Добавить в цитаты Настройки чтения

Страница 54 из 102

В следующем году Светлана снова нанесла обиду Сталину, когда внезапно вышла замуж за школьного друга Григория Морозова, который, как и Кап-лер, был еврейским интеллигентом и имел широкие контакты в московском свете. Сталин и НКВД рассматривали молодую пару как угрозу безопасности, которую амбициозные (и, возможно, предательские) представители культурной элиты могли использовать в своих тайных целях. Причина этих опасений отчасти была в том, что отец Григория, немного мошенник, при этом считавшийся другом Полины Жемчужиной, стал хвастаться связью с семьей Сталина и сплетничать о нем (он был арестован в 1948 году за «клеветнические измышления о главе советского правительства»). НКВД сообщило Сталину, что еще один друг Полины, режиссер еврейского театра Соломон Михоэлс, обхаживает Морозова и Светлану в надежде получить прямой доступ к Сталину. В любом случае, по словам Светланы, брак быстро распался из-за внутренних проблем. Но Сталин, хотя и дал согласие на этот брак, никогда не встречался со своим зятем («слишком он расчетлив, твой молодой человек» и любит быть на виду), а в московском обществе считали, что именно Сталин настоял на разводе. Сын Светланы и Григория, которого назвали Иосифом в честь деда, родился в 1945 году, но Сталин почти не виделся с ним[522].
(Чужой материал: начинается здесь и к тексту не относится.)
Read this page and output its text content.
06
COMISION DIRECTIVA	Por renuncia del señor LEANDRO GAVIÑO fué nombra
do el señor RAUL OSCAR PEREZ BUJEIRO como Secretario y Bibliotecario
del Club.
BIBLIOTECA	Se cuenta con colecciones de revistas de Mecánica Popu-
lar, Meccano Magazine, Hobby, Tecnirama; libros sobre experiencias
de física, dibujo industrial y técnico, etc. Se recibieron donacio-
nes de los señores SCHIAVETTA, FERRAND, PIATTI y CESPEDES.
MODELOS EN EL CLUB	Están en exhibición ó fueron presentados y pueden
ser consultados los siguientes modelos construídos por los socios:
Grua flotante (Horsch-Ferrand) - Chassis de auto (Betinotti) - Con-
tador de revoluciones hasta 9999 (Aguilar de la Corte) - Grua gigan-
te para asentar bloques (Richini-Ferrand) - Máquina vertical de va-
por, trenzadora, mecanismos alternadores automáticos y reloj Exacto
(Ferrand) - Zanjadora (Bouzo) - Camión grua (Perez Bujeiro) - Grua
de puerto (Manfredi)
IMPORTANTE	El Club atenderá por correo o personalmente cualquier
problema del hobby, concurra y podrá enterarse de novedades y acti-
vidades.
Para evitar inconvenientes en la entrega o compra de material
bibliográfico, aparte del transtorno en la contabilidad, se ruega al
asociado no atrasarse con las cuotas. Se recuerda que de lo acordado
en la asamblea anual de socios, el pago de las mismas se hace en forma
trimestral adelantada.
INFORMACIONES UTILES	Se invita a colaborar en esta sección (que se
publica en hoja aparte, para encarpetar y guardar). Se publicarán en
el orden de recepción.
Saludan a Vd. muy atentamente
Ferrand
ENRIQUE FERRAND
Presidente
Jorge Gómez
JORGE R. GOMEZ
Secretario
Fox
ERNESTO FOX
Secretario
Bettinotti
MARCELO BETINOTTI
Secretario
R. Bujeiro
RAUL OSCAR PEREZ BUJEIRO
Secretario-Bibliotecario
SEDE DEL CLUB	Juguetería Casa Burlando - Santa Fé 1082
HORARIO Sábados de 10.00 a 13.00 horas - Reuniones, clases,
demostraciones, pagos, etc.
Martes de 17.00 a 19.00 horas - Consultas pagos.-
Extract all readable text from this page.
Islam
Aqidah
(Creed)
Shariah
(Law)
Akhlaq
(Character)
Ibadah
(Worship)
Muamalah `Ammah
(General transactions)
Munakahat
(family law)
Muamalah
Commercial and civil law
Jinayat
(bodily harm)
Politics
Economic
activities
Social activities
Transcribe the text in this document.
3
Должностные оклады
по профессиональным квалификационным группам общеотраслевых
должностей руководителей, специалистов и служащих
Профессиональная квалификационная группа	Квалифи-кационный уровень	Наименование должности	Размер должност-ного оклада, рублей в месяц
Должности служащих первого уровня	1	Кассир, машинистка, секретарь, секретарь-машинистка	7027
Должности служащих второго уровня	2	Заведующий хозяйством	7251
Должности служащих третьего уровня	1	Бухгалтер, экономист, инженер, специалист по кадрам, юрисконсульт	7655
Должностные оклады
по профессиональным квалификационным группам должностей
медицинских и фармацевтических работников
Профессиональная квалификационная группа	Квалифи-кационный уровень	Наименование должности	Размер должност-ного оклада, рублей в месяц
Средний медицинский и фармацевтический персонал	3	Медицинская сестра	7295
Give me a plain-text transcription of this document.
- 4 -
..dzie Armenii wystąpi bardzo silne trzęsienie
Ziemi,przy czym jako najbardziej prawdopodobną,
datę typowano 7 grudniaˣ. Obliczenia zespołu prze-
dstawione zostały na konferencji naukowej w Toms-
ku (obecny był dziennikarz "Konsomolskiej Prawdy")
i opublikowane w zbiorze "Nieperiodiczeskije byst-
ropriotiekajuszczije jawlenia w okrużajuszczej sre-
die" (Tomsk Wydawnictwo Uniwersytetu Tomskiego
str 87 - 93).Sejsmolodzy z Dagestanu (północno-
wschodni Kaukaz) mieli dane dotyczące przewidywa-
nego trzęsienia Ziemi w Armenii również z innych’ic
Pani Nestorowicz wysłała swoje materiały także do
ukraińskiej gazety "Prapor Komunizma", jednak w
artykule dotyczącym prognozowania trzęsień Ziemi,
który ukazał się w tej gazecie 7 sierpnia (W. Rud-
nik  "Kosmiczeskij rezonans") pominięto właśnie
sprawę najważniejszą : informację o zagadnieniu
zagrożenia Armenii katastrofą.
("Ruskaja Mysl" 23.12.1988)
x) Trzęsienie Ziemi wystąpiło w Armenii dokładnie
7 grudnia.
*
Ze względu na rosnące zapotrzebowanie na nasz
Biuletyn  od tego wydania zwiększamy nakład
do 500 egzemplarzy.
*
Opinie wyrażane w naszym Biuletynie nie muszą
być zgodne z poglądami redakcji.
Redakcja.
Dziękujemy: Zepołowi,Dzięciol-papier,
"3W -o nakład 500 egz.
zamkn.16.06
Война не пощадила и детей членов команды. Ожидалось, ЧТО ИХ СЫНОВЬЯ пойдут добровольцами на фронт, и, похоже, все они это сделали. Среди них были сыновья Сталина, Яков и Василий, а также его подопечный Артем Сергеев, который вспоминал, как он призвал их троих и сказал им: «Ребята, скоро война, и вы должны стать военными!»[523]Хотя к сыновьям членов команды, без сомнения, было особое отношение, независимо от того, просили ли об этом их родители, один сын Микояна — летчик Владимир — погиб над Сталинградом в 1942 году[524]. Приемный сын Ворошилова Тимур Фрунзе стал еще одной жертвой, и Ворошилов горько упрекал себя за то, что поддался просьбам Тимура о том, чтобы ему позволили идти на фронт, и не посоветовал ему тайком не делать этого: «Его родители доверили его нам, — скорбел Ворошилов, — и мы их подвели»[525].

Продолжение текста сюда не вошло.